Look, I speak in terms of a general tendency, a statistical norm if you will; yet many folks countered with antidotes from the far, right tail. We are not talking about the same thing. The plural of antidote is not data.
Instead of responding individually, it may be better simply to present the empirical evidence that inform my opinion. Here is the famous Duke study where Arcidiacono found weaker students switch from what they wanted to study to what they can handle to protect their GPA. He found subjects such as natural sciences, engineering and economics are “more difficult, associated with higher study times, and are more harshly graded”.
http://public.econ.duke.edu/~psarcidi/grades_4.0.pdf
The Wellesley study on grading inequality comes to the same conclusion: students switch to departments that give easy grades. Here is a nice summary of research done in the area:
" Based in part on grades, students make choices about how hard to work (Babcock 2009), courses (Sabot and Wakemann-Linn 1991), majors, and careers. ……, graduate schools make choices about whom to admit (Wongsurawat 2009), and employers make choices about whom to hire (Chan, Hao, and Suen 2007).
"http://pubs.aeaweb.org/doi/pdfplus/10.1257/jep.28.3.189
The work coming out of Vanderbilt also tells a similiar story. Some subjects require stronger critical thinking skills than others:
http://qz.com/334926/your-college-major-is-a-pretty-good-indication-of-how-smart-you-are/
No surprise really, but his work neatly dovetails with what we know from GRE scores:
http://mjperry.blogspot.com/search?q=GRE+scores
I can list antidotal evidence from people such as Jeff Bezo, Vernon Smith, Laszlo Bock and Jim Manzi as well, but I think my point is made. So yes, I stand behind my position.
PG, I said what I said and you can interpret them anyway you choose, but it is only your interpretation; it certainly is not mine. Can we not take a lesson from Voltaire, and learn to disagree without being disagreeable?
With all due respect, I think you just proved my point from an earlier post. This is a correspondence bias.
And here’s what one of your sources says:
On average, across all sorts of institutions, are American Studies or Psychology majors going to have lower math SAT scores than Engineering majors and Physics majors? Sure. I don’t doubt that in the least. Are there more Psychology majors who would choose Engineering or Physics if they thought they could pass the courses (or if they could get accepted to the major) than the other way around? I can easily believe that, too, although I doubt the percentage of Psychology majors in that position is very high.
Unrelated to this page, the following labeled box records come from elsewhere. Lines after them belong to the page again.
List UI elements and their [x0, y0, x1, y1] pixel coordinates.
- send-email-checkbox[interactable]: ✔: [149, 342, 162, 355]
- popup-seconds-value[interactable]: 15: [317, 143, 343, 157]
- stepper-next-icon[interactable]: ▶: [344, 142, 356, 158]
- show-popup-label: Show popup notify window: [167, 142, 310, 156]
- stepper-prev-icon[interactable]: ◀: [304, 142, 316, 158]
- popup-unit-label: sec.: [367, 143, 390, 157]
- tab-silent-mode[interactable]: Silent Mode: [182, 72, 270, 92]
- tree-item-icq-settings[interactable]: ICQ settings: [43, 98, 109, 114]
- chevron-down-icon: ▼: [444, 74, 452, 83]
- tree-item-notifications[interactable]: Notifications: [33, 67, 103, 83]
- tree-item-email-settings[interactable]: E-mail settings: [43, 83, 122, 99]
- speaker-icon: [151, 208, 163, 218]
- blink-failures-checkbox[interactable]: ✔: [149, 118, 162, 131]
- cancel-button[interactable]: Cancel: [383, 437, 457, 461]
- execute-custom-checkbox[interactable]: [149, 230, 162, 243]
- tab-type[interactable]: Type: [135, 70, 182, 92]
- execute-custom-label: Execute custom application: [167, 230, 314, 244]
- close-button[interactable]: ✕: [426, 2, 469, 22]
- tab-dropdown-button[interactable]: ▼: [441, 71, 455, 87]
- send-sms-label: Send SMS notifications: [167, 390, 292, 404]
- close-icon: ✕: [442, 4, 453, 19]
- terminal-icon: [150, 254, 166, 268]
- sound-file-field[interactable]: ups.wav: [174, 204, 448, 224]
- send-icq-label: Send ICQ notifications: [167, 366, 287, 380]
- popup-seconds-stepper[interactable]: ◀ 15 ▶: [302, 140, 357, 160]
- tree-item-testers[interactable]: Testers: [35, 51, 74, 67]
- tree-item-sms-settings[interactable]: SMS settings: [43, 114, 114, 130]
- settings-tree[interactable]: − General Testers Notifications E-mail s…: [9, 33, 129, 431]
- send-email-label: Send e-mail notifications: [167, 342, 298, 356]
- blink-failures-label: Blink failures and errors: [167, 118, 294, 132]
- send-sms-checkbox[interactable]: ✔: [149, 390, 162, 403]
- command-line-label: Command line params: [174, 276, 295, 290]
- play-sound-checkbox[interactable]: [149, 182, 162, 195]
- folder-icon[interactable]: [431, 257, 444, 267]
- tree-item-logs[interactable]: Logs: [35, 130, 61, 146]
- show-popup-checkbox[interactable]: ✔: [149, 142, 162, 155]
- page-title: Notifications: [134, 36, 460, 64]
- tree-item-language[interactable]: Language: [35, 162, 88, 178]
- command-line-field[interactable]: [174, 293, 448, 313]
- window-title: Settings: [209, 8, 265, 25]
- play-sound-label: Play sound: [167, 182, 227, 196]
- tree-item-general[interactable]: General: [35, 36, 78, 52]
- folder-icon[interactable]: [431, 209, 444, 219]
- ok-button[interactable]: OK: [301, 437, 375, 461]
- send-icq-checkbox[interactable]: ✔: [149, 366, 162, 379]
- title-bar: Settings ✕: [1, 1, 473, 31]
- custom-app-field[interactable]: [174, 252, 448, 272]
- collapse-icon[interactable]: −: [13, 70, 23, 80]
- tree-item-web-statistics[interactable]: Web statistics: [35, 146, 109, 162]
But all of that tells you the equivalent of nothing about capability if you happen to have one specific Psychology major in front of you.
There are people who major in Psychology at MIT – to take this back to the original question of this thread – and it’s likely not because they are too dumb to succeed in another field.
This board is a pretty skewed look at reality. We talk about the most competitive colleges and then talk about the top students at those schools. This is so different than looking at a broad spectrum.
In my bubble most kids take Calculus and do extremely well on the math SAT. People don’t think the math SAT is that difficult. In this bubble there are many kids who could do STEM, and excel, but prefer to do something else.
For a while in 2009, I knew a bunch of kids making jokes about what their business major buddies were going to do with those degrees. Those kids are all in tenure track jobs. They are outliers, but my norm.